‘Is there a liberal in the room?” One couldn’t help but wonder this while looking around the large ballroom of the Marriott Hotel in Midtown last Thursday evening. It was filled with about 1,000 attendees of what could have been called “The Shmuley Boteach Show.” They were loudly cheering a succession of major conservative political figures outdoing each other in their support for Israel, condemnation of President Obama’s foreign policy, and giving voice to the fears about anti-Semitism at home and abroad.
The formal name of the event was The Third Annual Champion of Jewish Values International Awards Gala. But the host and center of attention was the 48-year-old peripatetic preacher who calls himself “America’s Rabbi.” And the theme of the evening, a fundraiser for Rabbi Boteach’s World Values Network, was, as he asserted in his opening keynote address, “‘Never Again’ must always mean never again.”
The specter and lessons of the Holocaust were ever-present, from the appearance of Nobel Peace laureate and Holocaust survivor Elie Wiesel and special guest Jacqueline Van Maarsen, a childhood friend of Anne Frank, to Rabbi Boteach’s declaration that the world’s “appetite for Jewish blood is back.”
“They hate us because we affirm life,” he roared, and because Israel, with its democratic and humanistic values, “makes its neighbors look terrible.”
With billionaire businessman/philanthropist and backer of conservative candidates Sheldon Adelson on hand, the evening became a kind of audition for Sen. Ted Cruz (R-Texas), a declared presidential aspirant, and New Jersey Gov. Chris Christie, a potential candidate. Both men criticized President Barack Obama for the proposed Iran nuclear deal and for his Mideast policies. Cruz appeared to be the crowd favorite, with a rousing campaign-style speech that envisioned a president in 2017 who instead of “boycotting” Israeli Prime Minister Netanyahu will “stand” with him and Israel.
Christie said “our friends in Israel deserve better than what they’ve gotten in the last seven years from this White House.”
Sen. Bob Menendez, though a Democrat, was praised by Adelson, who introduced him as “a true hero” for his efforts to thwart the proposed Iran agreement. Menendez, who is under indictment on bribery charges, inferred that Obama is naïve in his dealings with Tehran. “Hope is a not a national security solution,” he asserted.

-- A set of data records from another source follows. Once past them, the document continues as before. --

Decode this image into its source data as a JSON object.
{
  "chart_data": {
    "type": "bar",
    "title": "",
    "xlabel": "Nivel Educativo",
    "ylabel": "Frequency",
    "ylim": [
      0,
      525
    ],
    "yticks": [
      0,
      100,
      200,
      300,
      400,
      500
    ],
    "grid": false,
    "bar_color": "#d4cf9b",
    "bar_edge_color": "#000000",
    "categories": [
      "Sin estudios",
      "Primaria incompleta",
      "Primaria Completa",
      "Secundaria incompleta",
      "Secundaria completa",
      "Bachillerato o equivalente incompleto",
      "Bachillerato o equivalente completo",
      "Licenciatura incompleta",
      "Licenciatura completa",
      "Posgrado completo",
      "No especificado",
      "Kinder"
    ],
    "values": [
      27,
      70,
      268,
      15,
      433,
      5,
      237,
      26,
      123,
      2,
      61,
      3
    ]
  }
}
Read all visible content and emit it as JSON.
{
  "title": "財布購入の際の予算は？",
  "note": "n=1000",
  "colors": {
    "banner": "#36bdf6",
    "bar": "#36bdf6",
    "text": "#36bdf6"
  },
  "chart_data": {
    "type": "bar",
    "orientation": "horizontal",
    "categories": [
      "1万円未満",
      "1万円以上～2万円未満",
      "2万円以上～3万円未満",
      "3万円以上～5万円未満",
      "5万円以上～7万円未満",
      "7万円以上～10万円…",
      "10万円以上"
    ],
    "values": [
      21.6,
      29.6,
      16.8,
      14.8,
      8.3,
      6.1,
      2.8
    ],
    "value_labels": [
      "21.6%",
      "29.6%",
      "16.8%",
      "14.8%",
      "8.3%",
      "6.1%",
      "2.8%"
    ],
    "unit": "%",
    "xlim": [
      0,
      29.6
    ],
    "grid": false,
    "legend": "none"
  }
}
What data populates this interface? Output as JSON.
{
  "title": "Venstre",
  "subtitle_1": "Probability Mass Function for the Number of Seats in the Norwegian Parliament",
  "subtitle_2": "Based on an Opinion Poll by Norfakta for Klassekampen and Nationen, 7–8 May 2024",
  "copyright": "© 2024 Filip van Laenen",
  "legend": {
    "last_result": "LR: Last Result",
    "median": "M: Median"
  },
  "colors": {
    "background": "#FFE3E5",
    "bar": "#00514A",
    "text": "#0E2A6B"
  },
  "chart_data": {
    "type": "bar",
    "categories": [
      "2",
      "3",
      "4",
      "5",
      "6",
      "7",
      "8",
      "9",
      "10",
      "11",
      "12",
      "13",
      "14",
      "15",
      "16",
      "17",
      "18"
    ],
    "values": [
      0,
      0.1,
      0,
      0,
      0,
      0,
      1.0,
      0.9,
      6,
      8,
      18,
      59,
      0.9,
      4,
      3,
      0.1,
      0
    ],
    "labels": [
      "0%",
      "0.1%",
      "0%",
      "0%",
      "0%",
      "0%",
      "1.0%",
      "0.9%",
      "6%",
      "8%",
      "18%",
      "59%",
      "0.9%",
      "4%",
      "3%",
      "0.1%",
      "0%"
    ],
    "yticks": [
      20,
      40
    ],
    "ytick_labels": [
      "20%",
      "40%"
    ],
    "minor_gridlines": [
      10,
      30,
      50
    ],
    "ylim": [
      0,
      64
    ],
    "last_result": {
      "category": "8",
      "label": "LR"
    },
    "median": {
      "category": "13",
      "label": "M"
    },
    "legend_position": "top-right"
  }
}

Also on hand was Israel’s Ambassador to the U.S. Ron Dermer, a close friend of Rabbi Boteach since the diplomat was a student at Oxford University in England and active in the rabbi’s L’Chaim Society. Dermer warned that “we are returning to those dark days” of anti-Semitism.
That certainly seems to be true in Europe. But the fact that there appears to be little if any overt anti-Semitism directed at Adelson, a very public Jewish, Las Vegas-based billionaire outspoken on behalf of Israel and seeking to influence national elections here and in Israel, seems to prove anti-Semitism is not a major threat in the U.S. today.
The World Values Network dinner took place just a few days before a New York Times/CBS poll found that 46 percent of Americans favored a “complete overhaul” of how campaigns are financed in order to rid politics of big-money contributors like Adelson. He is reported to have spent nearly $100 million on candidates during the 2012 election season, with little success at the ballot box.